Late at night, awake in my "segmented sleep" cycle, my thoughts about the events of my past life somehow bring him to mind. Before I tell you of those thoughts I want to quote a succinct summary of his ideas from Wikipedia.
"Angyal ... coined the word biosphere. The word refers to both the individual and the environment, 'not as interacting parts, not as constituents which have independent existence, but as aspects of a single reality which can be separated only by abstraction.'[...]
The biosphere is seen as a system of interlocking systems so arranged that any given sub-system of the biosphere is both the container of lesser systems and the contained of a greater system or systems. The interplay of the interlocking systems creates a tension which gives rise to the energy, which is available to the personality. Moreover, the biosphere as a whole is characterized by a fundamental polarity which gives rise to its most fundamental energy. This polarity arises from the fact that the environment pulls in one direction and the organism in the other.

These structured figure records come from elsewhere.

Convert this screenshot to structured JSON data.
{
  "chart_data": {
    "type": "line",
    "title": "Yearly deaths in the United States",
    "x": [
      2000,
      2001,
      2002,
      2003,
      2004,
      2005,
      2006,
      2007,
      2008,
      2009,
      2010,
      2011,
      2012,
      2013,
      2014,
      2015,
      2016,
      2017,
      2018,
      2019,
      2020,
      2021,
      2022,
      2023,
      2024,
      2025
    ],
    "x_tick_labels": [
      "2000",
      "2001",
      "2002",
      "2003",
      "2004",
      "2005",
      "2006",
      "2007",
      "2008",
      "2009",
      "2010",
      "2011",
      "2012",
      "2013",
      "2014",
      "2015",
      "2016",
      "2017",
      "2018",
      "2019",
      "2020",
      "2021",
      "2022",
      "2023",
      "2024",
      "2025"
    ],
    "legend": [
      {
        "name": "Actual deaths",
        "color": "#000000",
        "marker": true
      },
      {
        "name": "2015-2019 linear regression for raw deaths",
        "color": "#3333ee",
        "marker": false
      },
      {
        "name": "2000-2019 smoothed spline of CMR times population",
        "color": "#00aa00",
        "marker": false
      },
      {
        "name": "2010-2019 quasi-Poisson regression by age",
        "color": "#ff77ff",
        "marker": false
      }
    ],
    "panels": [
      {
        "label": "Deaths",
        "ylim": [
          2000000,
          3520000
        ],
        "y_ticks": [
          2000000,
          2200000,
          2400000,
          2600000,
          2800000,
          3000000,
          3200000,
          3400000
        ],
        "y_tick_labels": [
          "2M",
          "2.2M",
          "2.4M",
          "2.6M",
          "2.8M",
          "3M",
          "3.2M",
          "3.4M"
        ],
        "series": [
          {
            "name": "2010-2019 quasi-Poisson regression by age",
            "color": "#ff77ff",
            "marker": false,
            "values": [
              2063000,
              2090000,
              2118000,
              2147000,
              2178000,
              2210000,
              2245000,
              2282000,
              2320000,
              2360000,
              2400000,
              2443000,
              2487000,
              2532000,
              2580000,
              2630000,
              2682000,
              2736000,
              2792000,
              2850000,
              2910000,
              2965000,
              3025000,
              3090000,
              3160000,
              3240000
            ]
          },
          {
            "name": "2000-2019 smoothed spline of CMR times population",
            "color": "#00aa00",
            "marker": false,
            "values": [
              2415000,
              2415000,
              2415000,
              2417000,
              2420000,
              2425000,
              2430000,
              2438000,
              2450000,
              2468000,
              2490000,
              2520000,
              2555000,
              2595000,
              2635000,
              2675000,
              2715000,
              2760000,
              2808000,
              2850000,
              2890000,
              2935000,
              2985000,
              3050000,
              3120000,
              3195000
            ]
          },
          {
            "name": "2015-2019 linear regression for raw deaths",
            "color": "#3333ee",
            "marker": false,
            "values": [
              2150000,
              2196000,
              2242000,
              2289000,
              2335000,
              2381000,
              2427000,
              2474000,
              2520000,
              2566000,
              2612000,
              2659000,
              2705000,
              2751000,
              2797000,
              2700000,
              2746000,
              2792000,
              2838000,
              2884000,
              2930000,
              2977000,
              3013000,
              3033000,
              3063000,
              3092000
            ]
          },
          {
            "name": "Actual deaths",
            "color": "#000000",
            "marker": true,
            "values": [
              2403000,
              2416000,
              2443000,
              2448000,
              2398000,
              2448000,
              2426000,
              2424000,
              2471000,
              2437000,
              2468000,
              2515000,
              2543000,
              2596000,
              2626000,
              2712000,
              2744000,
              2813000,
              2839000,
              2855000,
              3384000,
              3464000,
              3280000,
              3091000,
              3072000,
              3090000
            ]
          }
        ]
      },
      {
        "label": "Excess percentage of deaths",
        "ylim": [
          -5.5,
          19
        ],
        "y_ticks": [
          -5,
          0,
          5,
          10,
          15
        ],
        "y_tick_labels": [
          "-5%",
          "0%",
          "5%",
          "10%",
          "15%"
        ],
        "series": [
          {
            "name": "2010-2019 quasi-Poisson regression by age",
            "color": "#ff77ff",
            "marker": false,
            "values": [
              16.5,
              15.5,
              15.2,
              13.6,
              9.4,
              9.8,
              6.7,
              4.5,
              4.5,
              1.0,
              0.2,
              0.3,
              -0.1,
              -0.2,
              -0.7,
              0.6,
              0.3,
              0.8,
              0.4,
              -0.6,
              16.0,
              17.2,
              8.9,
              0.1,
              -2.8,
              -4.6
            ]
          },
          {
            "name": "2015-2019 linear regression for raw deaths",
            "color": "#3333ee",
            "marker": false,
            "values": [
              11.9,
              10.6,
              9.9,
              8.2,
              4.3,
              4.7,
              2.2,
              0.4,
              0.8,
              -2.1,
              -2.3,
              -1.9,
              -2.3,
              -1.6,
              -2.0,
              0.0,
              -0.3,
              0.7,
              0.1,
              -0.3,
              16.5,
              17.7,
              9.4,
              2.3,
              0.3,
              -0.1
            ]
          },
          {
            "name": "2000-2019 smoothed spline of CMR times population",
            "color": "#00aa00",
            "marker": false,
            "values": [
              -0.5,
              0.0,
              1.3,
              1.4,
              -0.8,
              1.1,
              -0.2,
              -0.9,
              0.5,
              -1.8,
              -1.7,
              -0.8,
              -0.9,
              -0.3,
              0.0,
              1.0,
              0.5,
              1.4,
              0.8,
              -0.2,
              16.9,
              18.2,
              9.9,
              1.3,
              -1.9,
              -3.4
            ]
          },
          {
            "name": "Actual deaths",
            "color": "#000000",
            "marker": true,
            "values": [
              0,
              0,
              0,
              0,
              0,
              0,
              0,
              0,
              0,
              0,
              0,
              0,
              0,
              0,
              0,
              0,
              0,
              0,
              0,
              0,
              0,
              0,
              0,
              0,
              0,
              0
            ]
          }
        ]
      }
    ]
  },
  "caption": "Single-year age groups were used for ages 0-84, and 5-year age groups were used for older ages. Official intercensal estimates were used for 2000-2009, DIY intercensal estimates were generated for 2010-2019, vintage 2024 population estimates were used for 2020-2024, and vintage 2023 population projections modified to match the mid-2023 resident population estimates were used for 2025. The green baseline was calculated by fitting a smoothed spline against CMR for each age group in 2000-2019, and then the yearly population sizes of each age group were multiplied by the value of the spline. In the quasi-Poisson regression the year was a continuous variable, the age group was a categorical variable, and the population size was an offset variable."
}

To these fundamental yet opposed pulls of the biosphere, Angyal has given the names of autonomy and homonomy, respectively. Autonomy is the relatively egoistic pole of the biosphere: it represents the tendency to advance one's interests by mastering the environment, by asserting oneself, so to speak, as a separate being. Homonomy is the relatively 'selfless' pole of the biosphpere: it is the tendency to fit oneself to the environment by willingly subordinating oneself to something that one perceives as larger than the individual self. In place of the words autonomy and homonomy, Angyal has also used the terms self-determination and self-surrender to describe these opposing yet co-operating directional trends of the biosphere, and he has felicitously summed up the individual's relationship to them with the remark that, 'the human being comports himself as if he were a whole of an intermediate order'"
As I review my own life, I now clearly see that there are ego-driven periods as well as those self-surrender or homonomy periods. Moreover, as Angyal described, these very distinct functions are like those Gestalt illusions which can 'flip' back and forth, where you experience one side of your personality without conscious awareness of the other.
These are not necessarily 'good vs bad' experiences as commonly judged by others.For some of the ego moments are positive and others negative; and some of the selfless periods display either good or bad behaviors. But I see my most secret and undeniably bad actions as a part of my self which can succumb to that conscious state in which I am a selfless and admiral part of the larger society.
When it is possible, as you scan over your past thoughts and actions, especially those you keep most secret from view, you may discover a more unified, larger picture of yourself. There is then a relief of the tension between opposite views, and according to that wise psychiatrist I never met, there remains a holistic unified vision of a peaceful self.